Le notizie che ieri si accavallavano erano confuse e reticenti, anche perché in caso di meltdown del nucleo del reattore, avrebbe dovuto essere evacuata l'intera megalopoli di Tokyo, 36 milioni di abitanti, più della metà degli italiani. Intanto sono state evacuate «solo» 45.000 persone e l'area di sicurezza è stata estesa a un raggio di «soli» 20 km (cioè una superficie di 1.260 kmq, pari a quella del comune di Roma, che è il più grande d'Europa). E secondo l'Agenzia internazionale per l'energia atomica, le autorità nipponiche stavano preparando immani scorte di tintura di iodio da distribuire per proteggere la tiroide dagli effetti delle radioazioni.
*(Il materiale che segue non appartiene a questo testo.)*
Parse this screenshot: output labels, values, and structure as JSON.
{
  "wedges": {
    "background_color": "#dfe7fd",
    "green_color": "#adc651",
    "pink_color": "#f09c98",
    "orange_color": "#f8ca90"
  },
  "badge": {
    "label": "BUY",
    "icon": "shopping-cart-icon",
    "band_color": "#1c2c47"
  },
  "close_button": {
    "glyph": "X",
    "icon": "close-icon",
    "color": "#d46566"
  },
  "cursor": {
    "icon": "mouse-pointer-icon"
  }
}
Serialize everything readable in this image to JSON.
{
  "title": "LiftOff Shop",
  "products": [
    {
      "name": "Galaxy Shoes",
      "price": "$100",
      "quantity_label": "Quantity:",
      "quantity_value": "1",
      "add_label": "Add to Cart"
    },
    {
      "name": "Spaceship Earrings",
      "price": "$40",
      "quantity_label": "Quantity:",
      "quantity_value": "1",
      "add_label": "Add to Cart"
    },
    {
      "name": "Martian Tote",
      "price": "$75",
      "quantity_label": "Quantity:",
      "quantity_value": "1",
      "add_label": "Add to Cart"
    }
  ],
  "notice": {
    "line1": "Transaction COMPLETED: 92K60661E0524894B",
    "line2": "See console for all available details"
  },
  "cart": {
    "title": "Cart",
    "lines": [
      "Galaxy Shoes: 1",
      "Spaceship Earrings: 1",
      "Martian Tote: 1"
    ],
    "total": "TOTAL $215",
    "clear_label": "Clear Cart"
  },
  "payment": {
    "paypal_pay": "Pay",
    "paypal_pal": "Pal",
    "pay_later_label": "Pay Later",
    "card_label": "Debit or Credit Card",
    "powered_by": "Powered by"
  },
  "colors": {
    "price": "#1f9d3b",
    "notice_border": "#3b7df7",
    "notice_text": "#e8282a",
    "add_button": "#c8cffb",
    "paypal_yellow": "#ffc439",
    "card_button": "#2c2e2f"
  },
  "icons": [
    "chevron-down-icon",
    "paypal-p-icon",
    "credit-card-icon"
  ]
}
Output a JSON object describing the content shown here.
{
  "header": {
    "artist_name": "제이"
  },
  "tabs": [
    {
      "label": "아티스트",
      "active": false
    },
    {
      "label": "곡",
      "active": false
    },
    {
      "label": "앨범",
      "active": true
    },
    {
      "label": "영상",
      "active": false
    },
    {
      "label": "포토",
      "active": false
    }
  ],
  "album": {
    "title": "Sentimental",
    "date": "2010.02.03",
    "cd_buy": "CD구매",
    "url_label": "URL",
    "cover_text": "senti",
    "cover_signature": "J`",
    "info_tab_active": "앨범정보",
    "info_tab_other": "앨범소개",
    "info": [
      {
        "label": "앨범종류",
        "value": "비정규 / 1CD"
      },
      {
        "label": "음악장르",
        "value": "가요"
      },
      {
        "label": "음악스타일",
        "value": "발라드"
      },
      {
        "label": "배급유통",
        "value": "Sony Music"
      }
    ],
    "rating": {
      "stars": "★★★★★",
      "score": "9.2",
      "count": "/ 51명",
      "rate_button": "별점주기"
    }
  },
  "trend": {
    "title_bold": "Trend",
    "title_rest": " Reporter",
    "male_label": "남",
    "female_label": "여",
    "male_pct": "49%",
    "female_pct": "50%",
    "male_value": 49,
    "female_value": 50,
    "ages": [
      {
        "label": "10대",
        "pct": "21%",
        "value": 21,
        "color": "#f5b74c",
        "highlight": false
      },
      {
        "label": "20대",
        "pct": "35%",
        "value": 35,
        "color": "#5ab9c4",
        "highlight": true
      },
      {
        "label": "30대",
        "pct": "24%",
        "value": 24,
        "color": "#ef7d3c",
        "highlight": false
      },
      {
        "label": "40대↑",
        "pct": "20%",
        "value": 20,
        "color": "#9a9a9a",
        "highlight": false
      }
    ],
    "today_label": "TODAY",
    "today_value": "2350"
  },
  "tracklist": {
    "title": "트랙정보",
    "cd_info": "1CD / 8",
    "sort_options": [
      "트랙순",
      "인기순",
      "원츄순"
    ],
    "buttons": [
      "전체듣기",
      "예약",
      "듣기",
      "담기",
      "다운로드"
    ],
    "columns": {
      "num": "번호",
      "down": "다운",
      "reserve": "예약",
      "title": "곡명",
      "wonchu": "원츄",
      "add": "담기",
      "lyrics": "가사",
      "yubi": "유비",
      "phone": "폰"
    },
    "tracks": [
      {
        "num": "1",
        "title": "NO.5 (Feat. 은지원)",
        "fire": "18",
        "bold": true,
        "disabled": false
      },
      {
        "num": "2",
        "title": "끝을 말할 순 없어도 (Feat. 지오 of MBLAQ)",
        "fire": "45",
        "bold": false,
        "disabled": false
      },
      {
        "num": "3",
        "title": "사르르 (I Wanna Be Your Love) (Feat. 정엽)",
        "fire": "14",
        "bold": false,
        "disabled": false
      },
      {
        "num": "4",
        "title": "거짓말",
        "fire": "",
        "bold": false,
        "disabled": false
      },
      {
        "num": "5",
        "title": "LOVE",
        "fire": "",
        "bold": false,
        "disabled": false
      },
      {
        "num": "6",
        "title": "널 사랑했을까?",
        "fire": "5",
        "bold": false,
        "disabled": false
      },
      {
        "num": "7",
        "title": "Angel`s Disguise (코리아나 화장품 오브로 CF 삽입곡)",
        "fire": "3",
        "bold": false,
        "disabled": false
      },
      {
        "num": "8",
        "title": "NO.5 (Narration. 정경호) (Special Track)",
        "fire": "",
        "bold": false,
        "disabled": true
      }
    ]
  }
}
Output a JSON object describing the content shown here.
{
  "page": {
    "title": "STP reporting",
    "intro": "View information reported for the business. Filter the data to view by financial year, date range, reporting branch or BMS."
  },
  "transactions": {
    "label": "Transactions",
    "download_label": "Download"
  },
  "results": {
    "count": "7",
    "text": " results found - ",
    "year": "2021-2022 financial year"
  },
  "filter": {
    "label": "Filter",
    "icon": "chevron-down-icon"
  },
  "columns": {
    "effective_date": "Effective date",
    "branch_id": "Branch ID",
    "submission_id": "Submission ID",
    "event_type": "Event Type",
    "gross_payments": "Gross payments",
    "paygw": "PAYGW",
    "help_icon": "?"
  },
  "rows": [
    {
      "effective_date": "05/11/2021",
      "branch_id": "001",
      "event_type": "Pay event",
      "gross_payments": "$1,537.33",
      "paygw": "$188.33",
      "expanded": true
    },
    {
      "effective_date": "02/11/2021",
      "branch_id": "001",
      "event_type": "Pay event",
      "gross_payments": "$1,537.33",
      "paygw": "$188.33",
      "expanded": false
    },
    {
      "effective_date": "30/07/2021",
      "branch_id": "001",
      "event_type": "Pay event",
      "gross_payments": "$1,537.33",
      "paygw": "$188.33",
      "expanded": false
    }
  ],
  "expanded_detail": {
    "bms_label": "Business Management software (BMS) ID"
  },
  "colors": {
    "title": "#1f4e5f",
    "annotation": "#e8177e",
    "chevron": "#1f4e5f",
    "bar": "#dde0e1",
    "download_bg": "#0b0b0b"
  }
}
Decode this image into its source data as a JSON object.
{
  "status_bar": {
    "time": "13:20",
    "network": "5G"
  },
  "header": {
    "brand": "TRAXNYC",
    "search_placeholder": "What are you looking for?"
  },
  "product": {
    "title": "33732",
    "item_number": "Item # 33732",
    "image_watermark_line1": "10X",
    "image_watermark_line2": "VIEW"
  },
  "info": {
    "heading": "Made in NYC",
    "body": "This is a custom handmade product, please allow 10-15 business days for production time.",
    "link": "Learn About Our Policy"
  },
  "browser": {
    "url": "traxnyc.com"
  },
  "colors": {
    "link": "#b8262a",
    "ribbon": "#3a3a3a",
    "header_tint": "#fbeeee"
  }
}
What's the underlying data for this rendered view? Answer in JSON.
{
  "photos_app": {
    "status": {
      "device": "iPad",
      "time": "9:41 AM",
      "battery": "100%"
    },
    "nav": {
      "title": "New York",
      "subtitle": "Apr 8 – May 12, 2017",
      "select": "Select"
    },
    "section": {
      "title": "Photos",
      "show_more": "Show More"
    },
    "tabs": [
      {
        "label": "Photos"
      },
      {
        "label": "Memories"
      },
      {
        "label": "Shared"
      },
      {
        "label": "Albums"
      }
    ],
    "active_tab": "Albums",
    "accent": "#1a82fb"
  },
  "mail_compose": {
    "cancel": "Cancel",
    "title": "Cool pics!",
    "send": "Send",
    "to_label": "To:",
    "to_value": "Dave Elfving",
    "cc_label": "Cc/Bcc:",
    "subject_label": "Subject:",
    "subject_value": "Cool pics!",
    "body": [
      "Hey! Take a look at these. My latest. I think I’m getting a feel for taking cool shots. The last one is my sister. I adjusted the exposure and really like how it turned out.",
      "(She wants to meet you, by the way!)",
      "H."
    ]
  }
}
C'è da sperare solo che siano veritieri i rassicuranti comunicati diramati dal Tokyo Electric Power. Comunque, il terremoto e l'ancor più letale tsunami che hanno colpito Honshu, la più grande delle isole dell'arcipelago nipponico, riportano coi piedi per terra (per quanto sussultante) le pretese di onnipotenza tecnologica della nostra specie. Basta una minima scrollatina del nostro pianeta per prostrare la società che più e meglio si era premunita contro tale eventualità. Perché è proprio questo l'aspetto più terrificante del terremoto giapponese e del conseguente guasto alla centrale nucleare: che si è prodotto nonostante ogni possibile precauzione. È un'avaria «malgrado». Ma che il Giappone fosse un'area sismica e soggetta a tsunami non era proprio un segreto. Eppure in nome dell'«indipendenza energetica nazionale» la classe dominante giapponese ha deciso di costruire ben 55 reattori atomici su 18 siti in un piccolo paese (poco più esteso dell'Italia) iperaffollato da 127 milioni di abitanti. E non gli bastava impiantare vicino a Tokyo i sei reattori del sito Fukushima Daichi (oltre ai 4 reattori del complesso Fukushima Dani), ma progettano di costruire per il 2014 altri sette reattori nello stesso sito.
Gli antichi greci avevano una parola precisa per questa umana tracotanza, ed era hubris. Ma per la nèmesi di questa hubris tecnologica non c'è neanche bisogno degli dei dell'Olimpo, se pensiamo che tanto appassionato amore per il nucleare alberga nella nazione che ha subito le prime bombe atomiche della storia.